Linear Algebra:P1 - Dim(V), linear independence In $\mathbb{R}^3 $ with $  \underline{N}=
\begin{pmatrix} 
   1\\ 
   2\\
   1
\end{pmatrix} $

and the subspace $V={\underline{N}^\bot}$.

(a1) Are the following vectors linearly independent?

(a2)Define the dimension of V.

(a3) Show that the following vectors are vectors of/in V.


(a1)

$\underline{x}_1=
\begin{pmatrix} 
   0\\ 
   1/2\\
   -1
\end{pmatrix}$ , 
$\underline{x}_2=
\begin{pmatrix} 
   1\\ 
   0\\
   -1
\end{pmatrix}$
 , 
$\underline{x}_3=
\begin{pmatrix} 
   1\\ 
   -1\\
   1
\end{pmatrix}$


$\begin{vmatrix}
 0   &  1  &  1\\
 1/2 &  0  & -1 \\
 -1  & -1  &  1
\end{vmatrix}=-1/2+1-1/2=0$

$\Rightarrow$ these vectors are linearly dependent.


(a2)

$\begin{vmatrix}
 0   & 1\\
 1/2 & 0
\end{vmatrix}=-1/2 \ne 0$

$\begin{vmatrix}
 1  & 1\\
 0 & -1
\end{vmatrix}=-1\ne 0$

$\Rightarrow  Rg(M)=Rg
\begin{pmatrix}
 0   &  1  &  1\\
 1/2 &  0  & -1 \\
 -1  & -1  &  1
\end{pmatrix}=2$ 

so that the Dimension of V is 2.

 
Is (a1) and (a2) done in this way correct?

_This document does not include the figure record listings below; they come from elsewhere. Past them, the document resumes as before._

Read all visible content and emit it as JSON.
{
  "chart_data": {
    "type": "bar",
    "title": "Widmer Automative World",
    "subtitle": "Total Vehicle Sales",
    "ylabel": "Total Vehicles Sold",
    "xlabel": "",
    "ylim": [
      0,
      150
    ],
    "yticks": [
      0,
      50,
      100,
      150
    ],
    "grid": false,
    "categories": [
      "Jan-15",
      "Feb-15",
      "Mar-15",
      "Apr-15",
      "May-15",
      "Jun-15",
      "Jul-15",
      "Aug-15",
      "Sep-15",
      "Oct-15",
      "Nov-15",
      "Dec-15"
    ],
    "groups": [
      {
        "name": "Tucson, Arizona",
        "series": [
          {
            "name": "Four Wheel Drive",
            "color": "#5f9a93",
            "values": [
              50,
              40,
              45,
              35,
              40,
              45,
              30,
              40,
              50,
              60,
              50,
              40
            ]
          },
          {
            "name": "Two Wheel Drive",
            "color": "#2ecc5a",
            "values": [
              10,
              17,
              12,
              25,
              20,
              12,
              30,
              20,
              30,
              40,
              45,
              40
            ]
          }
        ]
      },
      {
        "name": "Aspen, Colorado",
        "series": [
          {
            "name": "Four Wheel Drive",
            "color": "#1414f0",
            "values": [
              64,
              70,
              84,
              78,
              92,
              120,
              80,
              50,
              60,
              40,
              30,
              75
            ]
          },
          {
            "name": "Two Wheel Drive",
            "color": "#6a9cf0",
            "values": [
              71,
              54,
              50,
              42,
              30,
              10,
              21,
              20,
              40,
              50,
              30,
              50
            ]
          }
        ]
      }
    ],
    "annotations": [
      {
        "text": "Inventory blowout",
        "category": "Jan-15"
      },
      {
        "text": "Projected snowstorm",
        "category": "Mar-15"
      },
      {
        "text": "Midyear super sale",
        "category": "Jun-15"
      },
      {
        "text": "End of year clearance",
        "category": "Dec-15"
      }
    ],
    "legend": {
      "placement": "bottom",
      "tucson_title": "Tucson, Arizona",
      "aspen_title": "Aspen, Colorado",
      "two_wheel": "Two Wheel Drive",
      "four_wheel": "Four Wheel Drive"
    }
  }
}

For (a3)I don't know how to show that,
can I use the parametric definition of a plane:

$\underline{N}=\underline{x}_1+r\underline{x}_2+s\underline{x_3}$
 and if yes, does the order of the vectors matter?and how?
 A: For (a3), to prove the vectors are in $V$, take the dot product of these vectors with $N$ and the dot product should be zero.
A: a1 is correct. You calculated the determinant of the matrix containing the 3 vectors and since it is 0 you concluded correctly that they are linearly dependant. Another way to see it is to see that $2x_1 + (-1)x_2 + x_3 = 0$, which gives you a non-trivial linear combination of the 3 vectors giving 0, thus saying they are dependant.
Like I said in my comment I think you have the correct answer to a2 but with an incorrect calculation. Actually you calculated the dimension of the vector space spanned by $x_1, x_2, x_3$. But this might not be the same vector space as $V$ as far as you know. 
Probably, the goal of exercise a2 was for you to find that dimension of $V$ was 2 because it is the orthogonal complement of a 1 dimensional vector space in $\mathbb{R}^3$.
[Edit: and here I mean using some argument seen in the course / book. No calculations is needed if you have some theorems on dimensions of orthogonal vector spaces in your book / course.]
Finally, like I said in another of my comments, for a3 you just need to use the definition of orthogonal complement. Other answers show you how to.
A: Yes, (a1) and (a2) are correct, well, if I understand well, provided only that (a3) is true. 
However, we can also argue by simpler arguments:
For (a1), note that $\underline x_3=\underline x_2-2\cdot\underline x_1$, so these are linearly dependent. However, $\underline x_1$ and $\underline x_2$ are not parallel (then one would be a scalar times the other), so their rank must be at least $2$, so it is $2$.
For (a3), we need only to check that $\underline x_1$ and $\underline x_2$ are orthogonal to $\underline N$ (i.e. that they are in ${\underline N}^\perp$), then by the above equality,. it will also follow for $\underline x_3$. For this, nothing but the dot product is needed to be computed, and has to be zero:
$$\underline N\cdot\underline x_1=1\cdot 0+2\cdot 1/2+1\cdot(-1)=1-1=0\,,$$
and verify similarly that $\underline N\cdot\underline x_2=0$. Since, in 3d, the orthogonal of a nonzero vector has dimension $2$, we have that $\underline x_1,\underline x_2$ forms a basis of $\underline N^\perp$ (actually, any two vectors of $\underline x_1,\underline x_2,\underline x_3$ do so).